With Obama having traveled to Capitol Hill today to try and sell his omnibus budget, we're witnessing a singular spectacle in American politics. Namely, the same legislators who brought you $1.3 trillion in deficits, who greenlighted any and everything George W. Bush asked for, without a whiff of debate, and who raced to bail out the banks to the tune of $700 million last September, when the Bushies were still in charge ... now, these same people, Democrat and Republican, are demanding caution, incrementalism, and only a little bit of change, from the new president.
What's that all about?
Voiced daily by the cast of the increasingly unwatchable "Morning Joe," the new Incrementalism goes something like this: things are so bad, and the last administration blew it so badly, the only prudent course is to do, not nothing, but very, very little. They want President Obama to "just do the economy." But what does that mean? It means just do tax cuts for the well-to-do and leave the nettlesome stuff, like healthcare, energy and climate change, alone. They want him to stop being so flashy -- get off the TV and stop talking so darned much, especially to Jay Leno (too many viewers, who don't understand policy the way a cable chat show host does!) They worry that he's "overexposed," which is another way of saying they envy his popularity, and have therefore become full-time haters. They want him to "slow it down," do less, do it less ambitiously, and for gods sakes do it later. That, they say, is the "fiscally responsible" thing to do. Of course, these are the same people who couldn't invade Iraq fast enough, at any cost, because we "couldn't afford to wait for a smoking gun to become a mushroom cloud..." who never saw a war supplemental they didn't like, and who over the last eight years have happily raked in more pork than a fat guy at a barbecue stand.

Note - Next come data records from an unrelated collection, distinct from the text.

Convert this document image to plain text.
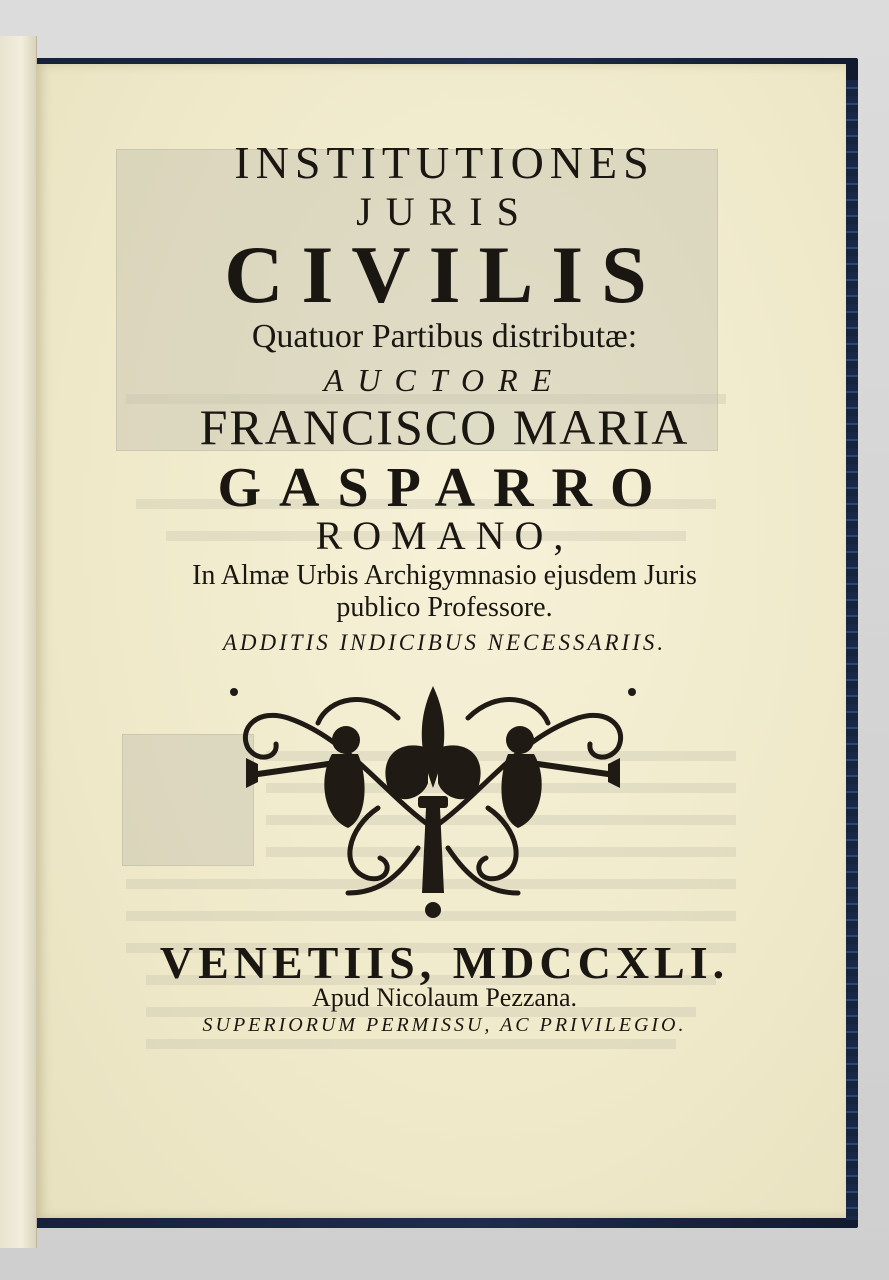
INSTITUTIONES
JURIS
CIVILIS
Quatuor Partibus distributæ:
AUCTORE
FRANCISCO MARIA
GASPARRO
ROMANO,
In Almæ Urbis Archigymnasio ejusdem Juris
publico Professore.
ADDITIS INDICIBUS NECESSARIIS.
VENETIIS, MDCCXLI.
Apud Nicolaum Pezzana.
SUPERIORUM PERMISSU, AC PRIVILEGIO.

Evan Bayh has become the Democratic face of the Incrementalists (while Kent Conrad apparently is the muscle,) and he is certainly congenial enough -- sort of a Mr. Rogers with better hair. But Bayh's approach is to insist that he and his "Moderate Coalition" fully intend to help pass Obama's agenda ... only very, very slowly...
Here's the real deal. Conservative Democrats and frustrated Republicans alike know that the fundamental truth of presidential elections is that the euphoria they create doesnt' last long. The really ambitious presidents, the ones who want to do more than just redecorate the Oval Office, push their biggest agenda items through in the first 8-10 months, while they have maximum "political capital." (Dubya actually trumpeted his supposed "capital" after winning a second term, which is about 3 years and two months longer than 8-10 months... he isn't a very smart man...) Bill Clinton made the mistake of putting less central, more radioactive issues, like gays in the military, up front, draining his election capital almost immediately. Surely Obama, who knows his history, knows that what big things he doesn't get done before October, he probably won't get done at all.
So here's my question: will Obama give in to the Incrementalists and settle for a so-so presidency, or will he go big, as Chris Matthews has been not-so-subtly telegraphing he'd like to see him do?
My vote is go big, Barack. Otherwise, you wind up Millard Filmore.